Välikangas designed approximately 170 projects. His most notable work is the Puu-Käpylä [‘wood Käpylä’] Garden Suburb in Käpylä on the then northern edge of Helsinki, built from 1920 to 1925, a commission he received at the age of 26. Puu-käpylä was a model workers’ housing area, built at a time when there was a bad housing problem for workers in the city. The construction follows the typical Finnish vernacular method: square-log construction then faced in weatherboarding. However, the whole process was partly industrialized, and the area is regarded as the first prefabricated housing area in Finland. The mostly 2-storey semi-detached timber houses are arranged around sheltered courtyards, where originally the tenants’ vegetable gardens were sited. The colours vary slightly from one house to another, but with a dominance of traditional red ochre. Käpylä was threatened with demolition in the 1960s, and even Välikangas himself drew up plans for the wooden housing to be replaced by a multi-storey development. The area has survived, however, though the working-class families are gradually being replaced by middle-class families and professional types, especially architects – and it also has become a favourite tourist attraction.

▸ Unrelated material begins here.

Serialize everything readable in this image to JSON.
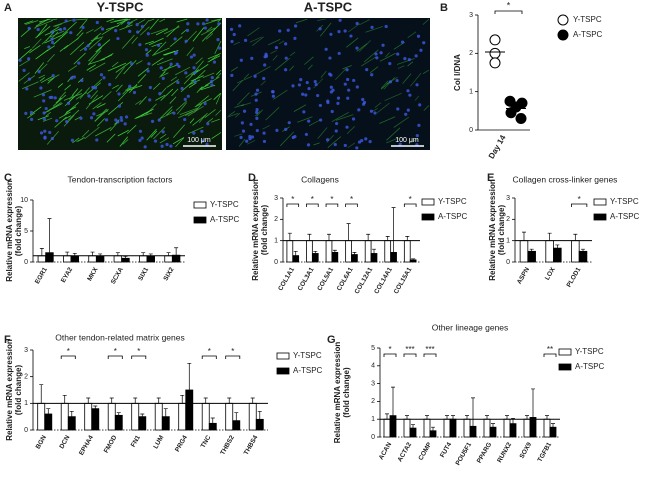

The Olympic Games were due to take place in Helsinki, in 1940 (but were cancelled due to the Second World War, to be held eventually in Helsinki in 1952), and Välikangas participated in the design of the Olympic Village, together with architect Hilding Ekelund. Välikangas also designed the Olympic Riding Hall.

Other buildings designed by Välikangas in Helsinki include: large apartment blocks Sturenkatu 40 (1926–27) and Hauhontie 4-8 (1924–25), the Helsinki V school (Apollonkatu 11), and apartment blocks at Eerikinkatu 15, Vuorikatu 9 and on Abrahaminkatu. Cinema theatre Orion (Eerikinkatu 15) represents a fine Art Deco interior.

Välikangas also designed a number of buildings in his home province, especially in the town of Mikkeli: the gate building of the Sports Park (1934), the bus station (1934), Harju Chapel (1937), an extension to the Päämaja School (1937), the Jama Commercial building and civic defence building (1938), and Savings Bank building (1940); and in the county of Savo: the Savonlinna Central Hospital, the Parkumäki Memorial (1929), and the Koikkala Church in Juva (1959).

In 1940, Välikangas and fellow architect Väinö Vähäkallio designed the 1940 Turku Central railway station.